Web Survey Bibliography
Relevance & Research Question: Most ethical codes around the world require researchers to give some information to the respondent about the nature of the survey they are asking them to undertake. In traditional modes it was part of the job of the interviewer to ensure that people did not exclude themselves on the basis that they may not have views of interest (“your opinion counts!”), or that they may not ‘qualify’ (“all opinions count!”). Since we solicited people, they did not offer themselves to us, there were few ways they could self-select into a telephone or face-to-face study. With online research, and particularly access panel based research, respondents can actively choose to take part in any one of many invitations they receive, based on interest or perceived chances of qualification. The possibility of bias in interest in the subject matter questions the validity of the data collected and the projectability of the sample.
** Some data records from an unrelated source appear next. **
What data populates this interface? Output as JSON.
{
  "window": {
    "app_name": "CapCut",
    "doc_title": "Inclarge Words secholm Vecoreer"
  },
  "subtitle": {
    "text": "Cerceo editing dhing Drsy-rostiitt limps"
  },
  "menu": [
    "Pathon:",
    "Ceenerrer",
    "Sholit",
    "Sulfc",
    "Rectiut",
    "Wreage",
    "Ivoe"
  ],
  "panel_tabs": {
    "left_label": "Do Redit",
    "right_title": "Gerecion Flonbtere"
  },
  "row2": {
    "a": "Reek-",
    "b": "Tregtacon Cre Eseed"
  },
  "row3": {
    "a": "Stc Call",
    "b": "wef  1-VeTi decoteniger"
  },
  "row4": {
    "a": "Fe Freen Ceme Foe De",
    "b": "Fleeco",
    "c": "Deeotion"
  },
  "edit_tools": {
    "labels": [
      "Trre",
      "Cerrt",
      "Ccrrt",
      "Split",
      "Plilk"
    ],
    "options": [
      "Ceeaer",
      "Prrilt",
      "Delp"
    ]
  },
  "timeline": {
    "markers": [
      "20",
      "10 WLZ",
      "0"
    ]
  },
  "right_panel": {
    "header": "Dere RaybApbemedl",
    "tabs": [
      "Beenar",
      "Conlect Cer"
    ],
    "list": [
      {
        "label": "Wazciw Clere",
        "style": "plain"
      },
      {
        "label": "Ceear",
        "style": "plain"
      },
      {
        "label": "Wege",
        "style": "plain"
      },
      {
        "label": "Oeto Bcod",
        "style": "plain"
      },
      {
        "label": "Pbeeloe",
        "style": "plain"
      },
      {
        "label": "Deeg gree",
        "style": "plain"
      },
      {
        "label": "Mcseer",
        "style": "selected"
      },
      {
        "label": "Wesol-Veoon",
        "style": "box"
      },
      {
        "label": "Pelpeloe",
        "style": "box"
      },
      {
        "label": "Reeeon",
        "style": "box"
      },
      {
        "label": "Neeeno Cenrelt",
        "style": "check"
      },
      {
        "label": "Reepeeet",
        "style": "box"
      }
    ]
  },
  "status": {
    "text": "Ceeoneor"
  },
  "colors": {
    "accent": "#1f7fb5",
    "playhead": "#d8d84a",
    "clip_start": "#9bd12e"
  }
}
Methods & Data: We investigate three different categories, Pets, Automobiles and Sports. In each case we will be both specific about the item within the category (Dogs, Sports Cars and Football) and just use the general category heading. Experimental treatments reflect the solicitation methods available to us: the direct invitation that clearly mentions the subject matter; and using a router to direct willing respondents to a survey where they will be presented with an introduction stating the subject matter. Finally the survey is presented as an omnibus – a survey with many subjects – this will be both directly invited as well as being placed in the router, the survey here will contain all three subjects. Key dependent variables in the survey proper will be depth of interest in the subject matter.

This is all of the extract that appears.